Rick believes that Big Gray stood his ground and took the attack because that is what alphas do for their packs – they protect them – and that his actions likely saved the others. Some anyway.

“He died a hero,” Rick told me.

We talked about how happy we were that BG got up, walked away and chose his place to die because he did so with dignity and the way he wanted to go.

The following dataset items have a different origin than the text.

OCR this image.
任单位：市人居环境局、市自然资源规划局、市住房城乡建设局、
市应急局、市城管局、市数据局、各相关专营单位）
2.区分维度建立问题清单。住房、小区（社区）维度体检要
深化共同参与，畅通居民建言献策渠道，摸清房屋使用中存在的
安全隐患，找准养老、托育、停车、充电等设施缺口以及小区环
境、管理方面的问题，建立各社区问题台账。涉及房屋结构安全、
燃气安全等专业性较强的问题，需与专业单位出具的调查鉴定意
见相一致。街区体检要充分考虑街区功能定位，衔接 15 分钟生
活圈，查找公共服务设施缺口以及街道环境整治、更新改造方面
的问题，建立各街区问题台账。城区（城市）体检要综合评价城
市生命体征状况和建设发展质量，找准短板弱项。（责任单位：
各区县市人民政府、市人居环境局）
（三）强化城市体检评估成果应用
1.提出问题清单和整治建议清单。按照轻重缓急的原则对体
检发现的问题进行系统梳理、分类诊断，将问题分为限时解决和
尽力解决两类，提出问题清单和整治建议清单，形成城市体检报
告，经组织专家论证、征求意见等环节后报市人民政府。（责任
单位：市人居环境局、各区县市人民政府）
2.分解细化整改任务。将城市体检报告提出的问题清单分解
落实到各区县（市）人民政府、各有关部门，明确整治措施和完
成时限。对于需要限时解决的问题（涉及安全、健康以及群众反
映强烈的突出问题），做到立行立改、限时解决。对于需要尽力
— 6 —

Big Gray’s final resting spot was bare earth under some tall sage with a long branch reaching out over the top of him. I saw a photo and it was as if he chose a comfortable cave in the sage. Around him were two to three sets of wolf tracks and it is believed that 926 went to visit him one last time because one of the crews had very strong signals on her in that area the night of the attack. And, 2 of the pups were separated from the others so it sounds as if one or two pups also said goodbye. Obviously they knew that dad would not make it and so they did exactly what he would have wanted and went home to safety.

Apparently, BG did not look too torn up – he had some bite marks on his head and other wounds, along with hemorrhaging on his stomach. It is possible that he died of internal injuries, I was told. Because they knew what killed him, they did minimal processing and relieved him of his collar before leaving him in peace, in his final resting place.

RIP big boy, you did well and are credited for saving the Lamar Canyon Pack twice now, once for showing up and fathering those beautiful pups, and a final time for sacrificing yourself so they could continue to live. Your sacrifice will not be forgotten – you died a hero.


Images of the Lamar Canyons since Big Grey’s death
Under the tree
Under the tree










The Way they Were

Lamar Canyons on Ranger Hill
Lamar Canyons on Ranger Hill



4 thoughts on “Growing Pains for the Lamar Canyons

  1. Thank you for sharing the story and your fantastic pictures of this familiy. Last summer we had the chance to watch them in the beautiful Lamar Valley when visiting Yellowstone and I have to say a dream of a lifetime came true. Since then we follow the life not only of this pack but the other packs in Yellowstone too. But as we watched these wolves by ourselves we feel for them much more and so we were (and still are) very sad about the death of Big Grey. We know that this is the way nature is but we hope and pray that Spitfire and her nearly one year old pups will survive and stay together so that there will be a next generation.

  2. Thank you for sharing…my heart is still breaking for this family. I hope they find a way to survive and stay together. But, only in time will we know.

  3. So, this is depressing. I hope Mama comes back. This Pack needs to survive. What a blow the death of Big Grey is and I’m sure 926 is feeling his loss. Hopefully… she can protect and feed the pups she has, but who knows how strong the calling is to nuture the unborn. But if this Pack fragments, the unborn ones will never survive. At the very least, this is my humble opinion.